Awakened by her Father’s psalms, Edna’s “What would you do’s” had commenced with volubility anew, growing more eerie with the gathering night.

“... if a Wood-Spirit wid two heads an’ six arms, were to take hold ob you, Miami, from behind?”

“I no do nothin’ at all,” Miami answered briefly.

“Talk not so much ob de jumbies, Chile, as de chickens go to roost!” Mrs. Mouth admonished.

“Or, if de debil himself should?” Edna insisted, allowing Snowball, the cat, to climb on to her knee.
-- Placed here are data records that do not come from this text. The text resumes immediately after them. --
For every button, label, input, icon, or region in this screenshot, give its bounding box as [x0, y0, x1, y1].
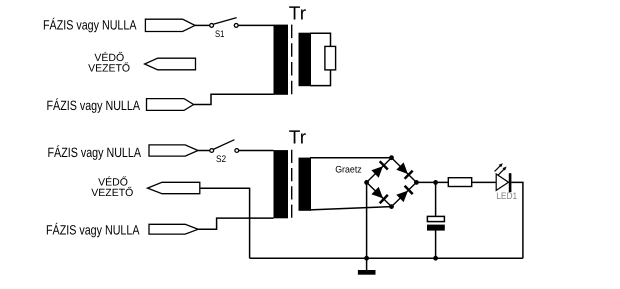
- wire J5 to ground rail: [200, 188, 250, 258]
- junction dot bridge right node: [414, 180, 419, 185]
- connector J5 (protective earth terminal, circuit 2): [148, 182, 200, 193]
- junction dot capacitor top tap: [433, 180, 438, 185]
- junction dot bridge left node: [364, 180, 369, 185]
- LED LED1 triangle: [496, 174, 508, 190]
- wire bridge left node (DC minus) down to ground rail: [366, 182, 368, 258]
- label S1: [215, 29, 224, 40]
- connector J6 (phase/neutral terminal, circuit 2 bottom): [149, 224, 198, 234]
- transformer Tr primary winding (circuit 2): [274, 150, 289, 218]
- capacitor C1 negative plate: [427, 225, 445, 231]
- switch S1: [210, 18, 238, 28]
- resistor R1 (series LED resistor): [448, 178, 471, 187]
- label Graetz (bridge rectifier): [335, 165, 362, 176]
- svg-text:LED1: LED1: [496, 191, 517, 202]
- diode D4 (bottom node to right node): [396, 186, 412, 202]
- svg-text:S2: S2: [216, 154, 226, 165]
- svg-text:VEZETŐ: VEZETŐ: [88, 62, 130, 75]
- label FÁZIS vagy NULLA (circuit 1, bottom phase lead): [47, 98, 141, 113]
- resistor R load (circuit 1 secondary load): [325, 46, 336, 70]
- label Tr (transformer, circuit 1): [289, 3, 307, 24]
- transformer Tr secondary winding (circuit 2): [299, 158, 312, 211]
- diode D2 (top node to right node): [396, 162, 412, 178]
- ground rail (bottom return wire): [250, 257, 523, 259]
- svg-text:Tr: Tr: [289, 128, 307, 149]
- wire J4 to S2: [198, 150, 210, 152]
- svg-text:FÁZIS vagy NULLA: FÁZIS vagy NULLA: [47, 98, 141, 113]
- label Tr (transformer, circuit 2): [289, 128, 307, 149]
- wire J3 to transformer primary bottom: [194, 94, 274, 104]
- svg-text:FÁZIS vagy NULLA: FÁZIS vagy NULLA: [43, 17, 137, 32]
- wire S2 to transformer primary top (circuit 2): [239, 150, 274, 152]
- ground symbol stub: [366, 258, 368, 270]
- junction dot bridge top node: [389, 155, 394, 160]
- wire resistor to LED anode: [472, 181, 497, 183]
- wire bridge right node (DC plus) to resistor: [416, 181, 448, 183]
- label LED1: [496, 191, 517, 202]
- LED LED1 cathode bar: [509, 173, 512, 192]
- wire secondary top to load (circuit 1): [310, 33, 331, 46]
- capacitor C1 positive plate: [427, 216, 444, 221]
- label FÁZIS vagy NULLA (circuit 2, top phase lead): [48, 145, 142, 160]
- bridge diamond edges: [367, 158, 417, 207]
- svg-text:FÁZIS vagy NULLA: FÁZIS vagy NULLA: [46, 223, 140, 238]
- label FÁZIS vagy NULLA (circuit 2, bottom phase lead): [46, 223, 140, 238]
- wire J6 to transformer primary bottom (circuit 2): [198, 218, 273, 229]
- transformer Tr primary winding (circuit 1): [274, 25, 289, 95]
- LED LED1 light emission arrows: [495, 163, 507, 175]
- connector J2 (protective earth terminal, circuit 1, unconnected): [145, 58, 196, 70]
- wire J1 to S1: [195, 24, 210, 26]
- wire LED cathode to right edge and down to ground rail: [511, 182, 523, 258]
- diode D3 (left node to bottom node): [371, 187, 387, 203]
- switch S2: [210, 140, 239, 153]
- svg-text:VEZETŐ: VEZETŐ: [91, 186, 133, 199]
- transformer Tr secondary winding (circuit 1): [299, 33, 312, 86]
- junction dot bridge bottom node: [389, 204, 394, 209]
- wire S1 to transformer primary top: [238, 24, 273, 26]
- svg-text:Tr: Tr: [289, 3, 307, 24]
- connector J4 (phase/neutral terminal, circuit 2 top): [149, 145, 198, 156]
- capacitor C1 bottom lead: [435, 230, 437, 258]
- connector J3 (phase/neutral terminal, circuit 1 bottom): [147, 99, 194, 111]
- wire load to secondary bottom (circuit 1): [310, 70, 331, 86]
- wire secondary top to bridge top node: [310, 157, 392, 159]
- capacitor C1 top lead: [435, 182, 437, 216]
- transformer Tr core (dashed, circuit 2): [291, 150, 293, 219]
- diode D1 (left node to top node): [371, 161, 387, 177]
- junction dot ground rail / earth: [364, 256, 369, 261]
- junction dot ground rail / capacitor bottom: [433, 256, 438, 261]
- connector J1 (phase/neutral terminal, circuit 1 top): [145, 19, 195, 31]
- label FÁZIS vagy NULLA (circuit 1, top phase lead): [43, 17, 137, 32]
- ground symbol bar: [358, 270, 376, 275]
- label S2: [216, 154, 226, 165]
- svg-text:S1: S1: [215, 29, 224, 40]
- svg-text:Graetz: Graetz: [335, 165, 362, 176]
- svg-text:FÁZIS vagy NULLA: FÁZIS vagy NULLA: [48, 145, 142, 160]
- label VÉDŐ VEZETŐ (circuit 2, protective earth): [91, 176, 133, 200]
- wire secondary bottom to bridge bottom node: [310, 207, 392, 210]
- label VÉDŐ VEZETŐ (circuit 1, protective earth): [88, 51, 130, 74]
- transformer Tr core (dashed, circuit 1): [291, 25, 293, 96]
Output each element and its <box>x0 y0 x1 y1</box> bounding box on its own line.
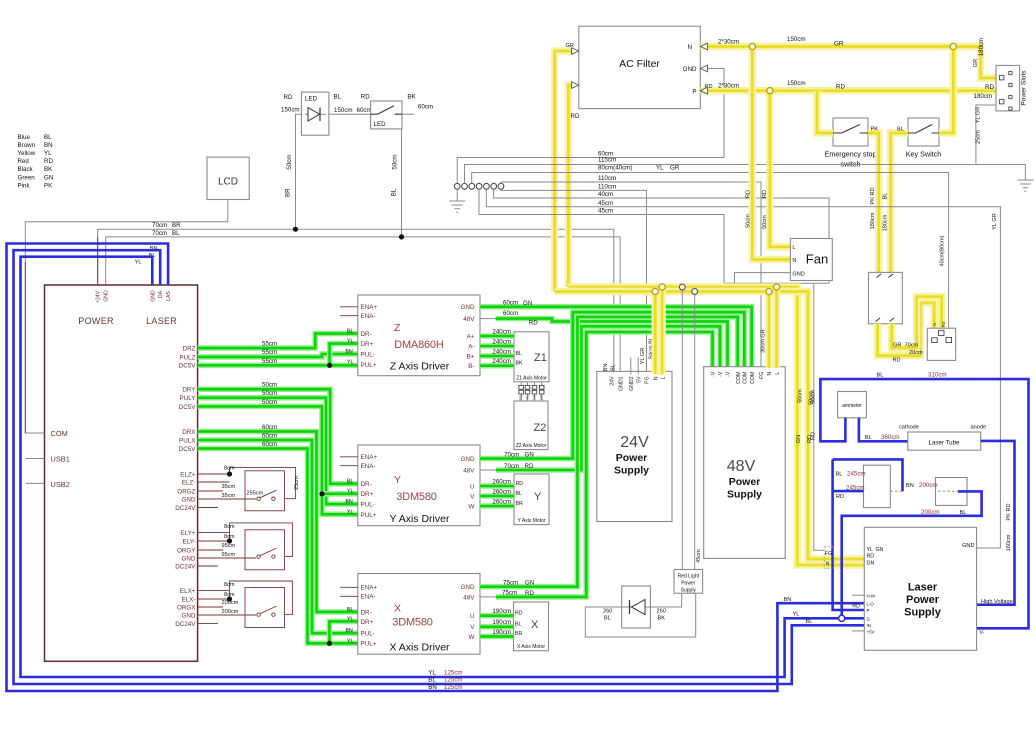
svg-text:BN: BN <box>346 628 353 634</box>
svg-text:L: L <box>775 372 781 375</box>
red light power supply taps on yellow bus <box>681 287 683 570</box>
svg-text:125cm: 125cm <box>444 670 463 677</box>
svg-text:RD: RD <box>529 320 538 327</box>
svg-text:GN: GN <box>525 580 534 587</box>
svg-text:48V: 48V <box>463 316 475 323</box>
svg-text:FG: FG <box>941 322 946 328</box>
svg-text:50cm: 50cm <box>262 382 277 389</box>
svg-text:X Axis Motor: X Axis Motor <box>517 644 545 650</box>
dashed link B1-B2 <box>890 490 902 492</box>
wire blue BL 360cm ammeter to laser tube cathode <box>859 418 908 442</box>
wire relay out B 20cm RD to plug <box>892 297 942 348</box>
svg-text:245cm: 245cm <box>847 471 866 478</box>
LED D1 indicator <box>301 92 329 135</box>
svg-text:BR: BR <box>285 188 292 197</box>
svg-text:GN: GN <box>867 561 875 567</box>
svg-text:YL GR: YL GR <box>992 213 998 230</box>
svg-text:RD: RD <box>836 84 845 91</box>
svg-text:ENA-: ENA- <box>361 594 376 601</box>
svg-text:GN: GN <box>876 547 884 553</box>
svg-text:Supply: Supply <box>727 489 762 501</box>
svg-text:ENA-: ENA- <box>361 313 376 320</box>
svg-text:ORGY: ORGY <box>177 547 196 554</box>
wire 40cm line 6 <box>494 189 829 283</box>
svg-text:X Axis Driver: X Axis Driver <box>389 641 450 653</box>
svg-text:RD: RD <box>571 113 580 120</box>
wire 24V PSU N yellow <box>652 292 659 375</box>
svg-text:180cm: 180cm <box>974 93 993 100</box>
svg-text:Brown: Brown <box>18 142 36 149</box>
Laser Power Supply PS3 <box>864 527 976 650</box>
svg-text:ENA+: ENA+ <box>361 585 378 592</box>
svg-text:GND: GND <box>182 496 196 503</box>
svg-text:GND: GND <box>461 304 475 311</box>
Fan <box>790 239 832 281</box>
svg-text:RD: RD <box>762 190 768 198</box>
svg-text:RD: RD <box>44 158 53 165</box>
svg-text:60cm: 60cm <box>262 424 277 431</box>
svg-text:BK: BK <box>44 166 53 173</box>
svg-text:95cm: 95cm <box>222 543 236 549</box>
wire LED S1 right lead <box>402 113 414 115</box>
svg-text:X: X <box>531 619 539 631</box>
svg-text:ORGZ: ORGZ <box>177 488 195 495</box>
svg-text:360cm: 360cm <box>881 434 900 441</box>
svg-text:50cm: 50cm <box>286 154 293 169</box>
svg-text:RD: RD <box>811 432 817 440</box>
svg-text:48V: 48V <box>463 467 475 474</box>
limit switch box <box>245 588 285 628</box>
wire 24V PSU L yellow <box>658 287 665 374</box>
svg-text:70cm: 70cm <box>504 451 519 458</box>
Z1-Z2 motor interconnect plugs <box>520 382 522 401</box>
svg-text:FG: FG <box>645 377 651 384</box>
svg-text:ORGX: ORGX <box>177 604 196 611</box>
LED S1 switch <box>371 101 402 129</box>
svg-text:BL: BL <box>347 329 353 335</box>
svg-text:DR+: DR+ <box>361 619 374 626</box>
svg-text:8cm: 8cm <box>224 524 235 530</box>
svg-text:cathode: cathode <box>899 425 919 431</box>
svg-text:260cm: 260cm <box>492 478 511 485</box>
wire PULY 50cm to Y driver PUL- <box>198 398 358 504</box>
wire yellow lower bus (N/GR) to laser PSU RD <box>555 292 865 560</box>
wire key switch to GR line <box>939 47 953 134</box>
svg-text:PUL-: PUL- <box>361 631 375 638</box>
ground symbol left terminal <box>456 189 458 201</box>
svg-text:55cm: 55cm <box>262 349 277 356</box>
svg-text:DR+: DR+ <box>361 341 374 348</box>
svg-text:240cm: 240cm <box>492 358 511 365</box>
svg-text:60cm: 60cm <box>503 310 518 317</box>
wire X 48V 75cm RD to 48V -V <box>480 596 496 598</box>
svg-text:DC24V: DC24V <box>175 621 196 628</box>
svg-text:L: L <box>792 245 795 251</box>
svg-text:N: N <box>767 371 773 375</box>
LCD module <box>207 157 249 199</box>
svg-text:BL: BL <box>516 351 522 357</box>
Y axis motor M3 <box>514 474 549 525</box>
svg-text:GND: GND <box>461 584 475 591</box>
svg-text:BL: BL <box>347 479 353 485</box>
svg-text:Red: Red <box>18 158 30 165</box>
laser tube <box>908 432 981 450</box>
svg-text:N: N <box>932 323 937 326</box>
svg-text:BL: BL <box>806 619 813 625</box>
junction dot limit <box>227 538 232 543</box>
svg-text:Black: Black <box>18 166 34 173</box>
wire blue 310cm BL loop: ammeter to V- pin <box>820 379 1028 628</box>
svg-text:150cm: 150cm <box>787 36 806 43</box>
svg-text:180cm: 180cm <box>870 212 876 229</box>
svg-text:PUL+: PUL+ <box>361 641 377 648</box>
svg-text:G: G <box>867 617 871 622</box>
wire EL- row <box>198 540 230 542</box>
svg-text:YL: YL <box>44 150 52 157</box>
svg-text:BN: BN <box>906 483 914 489</box>
svg-text:2*30cm: 2*30cm <box>718 39 739 46</box>
limit switch contacts <box>257 613 260 616</box>
wire red light loop right 260 BK <box>650 593 681 607</box>
svg-text:N: N <box>653 376 659 380</box>
svg-text:RD: RD <box>746 190 752 198</box>
svg-text:YL: YL <box>347 509 353 515</box>
wires X driver to X motor 190cm <box>480 613 514 619</box>
svg-text:GR: GR <box>834 41 844 48</box>
svg-text:190cm: 190cm <box>492 619 511 626</box>
svg-text:310cm: 310cm <box>928 372 947 379</box>
svg-text:DR-: DR- <box>361 331 372 338</box>
svg-text:Y: Y <box>534 491 542 503</box>
svg-text:LED: LED <box>374 121 387 128</box>
svg-text:Z2 Axis Motor: Z2 Axis Motor <box>516 443 547 449</box>
svg-text:Power Slots: Power Slots <box>1021 70 1028 106</box>
svg-text:BK: BK <box>516 361 523 367</box>
svg-text:Fan: Fan <box>806 252 828 267</box>
svg-text:50cm: 50cm <box>811 390 817 404</box>
svg-text:24V: 24V <box>620 434 649 451</box>
svg-text:Red Light: Red Light <box>678 574 700 580</box>
svg-text:PK: PK <box>44 182 53 189</box>
svg-text:Yellow: Yellow <box>18 150 36 157</box>
junction dot Z DC5V <box>327 363 332 368</box>
svg-text:BR: BR <box>516 501 523 507</box>
svg-text:USB2: USB2 <box>51 480 70 489</box>
svg-text:BL: BL <box>883 193 889 200</box>
svg-text:RD: RD <box>893 358 901 364</box>
24V power supply PS1 <box>597 371 672 521</box>
svg-text:GR: GR <box>670 164 680 171</box>
svg-text:IN: IN <box>867 623 871 628</box>
svg-text:LAS: LAS <box>166 291 172 301</box>
svg-text:W: W <box>469 634 475 641</box>
svg-text:YL: YL <box>347 489 353 495</box>
wire fan L tap <box>770 91 791 247</box>
svg-text:260: 260 <box>657 609 666 615</box>
svg-text:Z: Z <box>394 322 401 334</box>
wire key switch to relay BL 180cm <box>891 133 908 272</box>
svg-text:BN: BN <box>603 364 609 372</box>
wire LED S1 bottom lead BL 50cm <box>401 129 403 237</box>
wire LCD to COM <box>25 200 228 434</box>
svg-text:45cm: 45cm <box>598 207 613 214</box>
wire limit loop via top <box>230 523 293 557</box>
svg-text:40cm(80cm): 40cm(80cm) <box>940 235 946 266</box>
svg-text:BK: BK <box>407 94 416 101</box>
svg-text:L: L <box>660 376 666 379</box>
junction dot limit <box>227 471 232 476</box>
wire blue BN: LAS pin loop to laser PSU L-O <box>7 244 865 692</box>
wire EL- row <box>198 481 230 483</box>
svg-text:50cm: 50cm <box>262 399 277 406</box>
svg-text:ELZ+: ELZ+ <box>180 471 196 478</box>
wire AC filter P-left down to upper yellow bus <box>568 85 571 287</box>
svg-text:GND: GND <box>150 290 156 302</box>
svg-text:YL: YL <box>793 612 800 618</box>
svg-text:BL: BL <box>44 134 52 141</box>
svg-text:BL: BL <box>428 677 436 684</box>
svg-text:Power: Power <box>681 581 696 587</box>
svg-text:95cm: 95cm <box>222 552 236 558</box>
wire EL- row <box>198 598 230 600</box>
svg-text:BK: BK <box>540 394 544 399</box>
svg-text:20cm: 20cm <box>909 350 923 356</box>
svg-text:RD: RD <box>852 604 860 610</box>
svg-text:Z1 Axis Motor: Z1 Axis Motor <box>516 376 547 382</box>
limit switch contacts <box>257 497 260 500</box>
wire DRZ 55cm to Z driver DR- <box>198 334 358 349</box>
Emergency stop switch <box>833 118 868 146</box>
svg-text:GND: GND <box>792 272 804 278</box>
svg-text:GN: GN <box>533 394 537 400</box>
svg-text:Y Axis Driver: Y Axis Driver <box>390 513 450 525</box>
wire 70cm BL net: GND pin to 24V PSU BL <box>106 237 621 375</box>
mains plug connector J1 <box>927 328 955 360</box>
svg-text:70cm: 70cm <box>504 463 519 470</box>
svg-text:24V: 24V <box>610 376 616 386</box>
svg-text:5V: 5V <box>636 376 642 383</box>
svg-text:PK: PK <box>871 127 879 133</box>
svg-text:YL: YL <box>347 638 353 644</box>
svg-text:FG: FG <box>759 372 765 379</box>
wire 70cm BR net: +24V pin to 24V PSU BN <box>98 229 614 374</box>
relay / contactor K1 <box>869 272 903 323</box>
wire DC24V stub <box>198 623 218 625</box>
svg-text:GND: GND <box>962 543 974 549</box>
wire GND to switch <box>198 614 257 616</box>
svg-text:150cm: 150cm <box>787 80 806 87</box>
svg-text:U: U <box>470 613 475 620</box>
svg-text:48V: 48V <box>727 458 756 475</box>
svg-text:8cm: 8cm <box>224 534 235 540</box>
svg-text:Pink: Pink <box>18 182 31 189</box>
svg-text:70cm: 70cm <box>152 230 167 237</box>
wire 110cm line 5 to 24V PSU FG <box>501 189 647 374</box>
svg-text:BL: BL <box>391 188 398 196</box>
svg-text:BR: BR <box>515 631 522 637</box>
wire 110cm line 4 to 48V PSU FG <box>501 182 761 367</box>
svg-text:COM: COM <box>51 429 68 438</box>
svg-text:V-: V- <box>980 630 985 636</box>
svg-text:YL GR: YL GR <box>976 107 982 124</box>
wire DC24V stub <box>198 565 218 567</box>
svg-text:RD: RD <box>525 590 534 597</box>
svg-text:Key Switch: Key Switch <box>906 150 942 159</box>
svg-text:ELY-: ELY- <box>183 538 196 545</box>
svg-text:PUL+: PUL+ <box>361 362 377 369</box>
Red Light Power Supply PS4 <box>674 570 703 594</box>
svg-text:PUL-: PUL- <box>361 501 375 508</box>
junction dot BR net <box>293 227 298 232</box>
svg-text:BL: BL <box>516 491 522 497</box>
svg-text:DMA860H: DMA860H <box>394 339 444 351</box>
svg-text:8cm: 8cm <box>224 466 235 472</box>
svg-text:RD: RD <box>836 494 844 500</box>
svg-text:GND: GND <box>461 456 475 463</box>
svg-text:60cm: 60cm <box>262 441 277 448</box>
svg-text:70cm: 70cm <box>905 343 919 349</box>
hour meter / control box B1 <box>864 465 891 507</box>
svg-text:LED: LED <box>305 96 318 103</box>
wires Z driver to Z1 motor 240cm <box>480 333 514 339</box>
wire Z GND 60cm GN to 48V COM <box>480 307 752 368</box>
svg-text:Supply: Supply <box>904 607 942 619</box>
wire limit loop via top <box>230 467 296 498</box>
svg-text:60cm: 60cm <box>262 432 277 439</box>
svg-text:PULX: PULX <box>179 437 196 444</box>
junction dot Y DC5V <box>319 491 324 496</box>
svg-text:USB1: USB1 <box>51 455 70 464</box>
limit switch box <box>245 530 285 570</box>
svg-text:GN: GN <box>525 452 534 459</box>
svg-text:180cm: 180cm <box>978 38 985 57</box>
svg-text:Z2: Z2 <box>534 422 547 434</box>
svg-text:GND2: GND2 <box>629 376 635 391</box>
Z1 axis motor M1 <box>514 332 549 382</box>
svg-text:DR-: DR- <box>361 609 372 616</box>
svg-text:GND: GND <box>182 555 196 562</box>
svg-text:25cm: 25cm <box>976 130 982 144</box>
wire DC5V 50cm to Y driver PUL+ and DR+ <box>198 406 358 514</box>
svg-text:DC24V: DC24V <box>175 563 196 570</box>
svg-text:H-M: H-M <box>867 594 876 599</box>
svg-text:FG: FG <box>825 551 832 557</box>
svg-text:BL: BL <box>515 622 521 628</box>
X axis motor M4 <box>514 602 549 651</box>
svg-text:DRZ: DRZ <box>183 346 196 353</box>
svg-text:BN: BN <box>346 349 353 355</box>
wire 45cm line 8 <box>479 189 724 283</box>
svg-text:110cm: 110cm <box>598 183 616 190</box>
wire AC filter N 150cm GR line <box>700 47 996 79</box>
svg-text:YL GR: YL GR <box>640 348 646 365</box>
svg-text:Power: Power <box>616 452 648 464</box>
wire 48V PSU L yellow <box>773 287 780 368</box>
svg-text:Green: Green <box>18 174 36 181</box>
svg-text:55cm: 55cm <box>262 358 277 365</box>
terminal strip circles <box>455 183 459 190</box>
svg-text:190cm: 190cm <box>492 629 511 636</box>
svg-text:BL: BL <box>604 616 611 622</box>
svg-text:BL: BL <box>334 94 342 101</box>
svg-text:180cm: 180cm <box>883 214 889 231</box>
wire Y GND 70cm GN to 48V COM <box>480 312 744 458</box>
svg-text:A-: A- <box>468 343 474 350</box>
svg-text:B+: B+ <box>467 353 475 360</box>
svg-text:BL: BL <box>960 510 967 516</box>
svg-text:3DM580: 3DM580 <box>396 491 436 503</box>
wire blue BL: DA pin loop to laser PSU IN <box>14 250 865 684</box>
svg-text:YL: YL <box>347 339 353 345</box>
wire EL+ row <box>198 590 230 592</box>
svg-text:DR-: DR- <box>361 481 372 488</box>
svg-text:B-: B- <box>468 363 474 370</box>
wire AC filter P 150cm RD line to power slots <box>700 87 996 94</box>
svg-text:50cm: 50cm <box>762 215 768 229</box>
wire DRY 50cm to Y driver DR- <box>198 389 358 484</box>
wire 115cm line 2 to right ground <box>465 165 1026 184</box>
wire GND to switch <box>198 557 257 559</box>
Y axis driver U2 3DM580 <box>358 445 480 526</box>
wire ORG stub <box>198 606 223 608</box>
svg-text:125cm: 125cm <box>444 677 463 684</box>
svg-text:U: U <box>470 483 475 490</box>
svg-text:-V: -V <box>718 371 724 377</box>
junction dot X DC5V <box>327 641 332 646</box>
svg-text:2*30cm: 2*30cm <box>718 83 739 90</box>
wire between LED D1 and LED S1 <box>329 113 371 115</box>
svg-text:YL: YL <box>428 670 436 677</box>
svg-text:+5V: +5V <box>867 630 875 635</box>
junction dot limit <box>227 596 232 601</box>
svg-text:DC5V: DC5V <box>179 446 197 453</box>
svg-text:BL: BL <box>347 607 353 613</box>
wire Z 48V 60cm RD to 48V -V <box>480 318 496 320</box>
FG terminal dashed <box>824 547 834 569</box>
svg-text:200cm: 200cm <box>222 600 239 606</box>
wire yellow upper bus (P/RD) to laser PSU GN <box>568 287 864 565</box>
svg-text:190cm: 190cm <box>492 608 511 615</box>
svg-text:L-O: L-O <box>867 602 875 607</box>
svg-text:BL: BL <box>836 472 843 478</box>
svg-text:3DM580: 3DM580 <box>392 617 432 629</box>
svg-text:255cm: 255cm <box>247 491 264 497</box>
svg-text:ELY+: ELY+ <box>180 530 195 537</box>
svg-text:RD: RD <box>515 611 523 617</box>
svg-text:YL: YL <box>867 547 873 553</box>
wire PULZ 55cm to Z driver PUL- <box>198 354 358 357</box>
svg-text:ELX+: ELX+ <box>180 588 196 595</box>
svg-text:50cm: 50cm <box>392 154 399 169</box>
limit switch contacts <box>257 555 260 558</box>
svg-text:Supply: Supply <box>614 465 649 477</box>
Z2 axis motor M2 <box>514 401 548 450</box>
svg-text:240cm: 240cm <box>492 338 511 345</box>
wire red light loop left 260 BL <box>585 593 695 637</box>
svg-text:ENA-: ENA- <box>361 463 376 470</box>
svg-text:70cm: 70cm <box>152 222 167 229</box>
wire 80cm(40cm) line 3 to plug FG <box>472 173 949 329</box>
svg-text:RD: RD <box>525 463 534 470</box>
svg-text:115cm: 115cm <box>598 156 616 163</box>
wire blue 245cm loop to P pin <box>833 491 865 610</box>
svg-text:50cm: 50cm <box>798 389 804 403</box>
svg-text:260cm: 260cm <box>492 498 511 505</box>
48V power supply PS2 <box>704 367 786 559</box>
svg-text:COM: COM <box>743 372 749 384</box>
AC Filter <box>579 26 701 108</box>
svg-text:260: 260 <box>603 609 612 615</box>
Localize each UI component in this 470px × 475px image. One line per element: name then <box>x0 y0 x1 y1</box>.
“Nothin’, sh’o,” Miami murmured, regarding dreamily the sun’s sinking disk, that was illuminating all the Western sky with incarnadine and flamingo-rose. Ominous in the falling dusk, the savannah rolled away, its radiant hues effaced beneath a rapid tide of deepening shadow.

“Start de gramophone gwine girls, an’ gib us somet’in’ bright!” Mrs. Mouth exclaimed, depressed by the forlorn note the Twa-oo-Twa-oo bird, that mingled its lament with a thousand night cries from the grass.

“When de saucy female sing: ‘My Ice Cream Girl,’ fo’ sh’o she scare de elves.”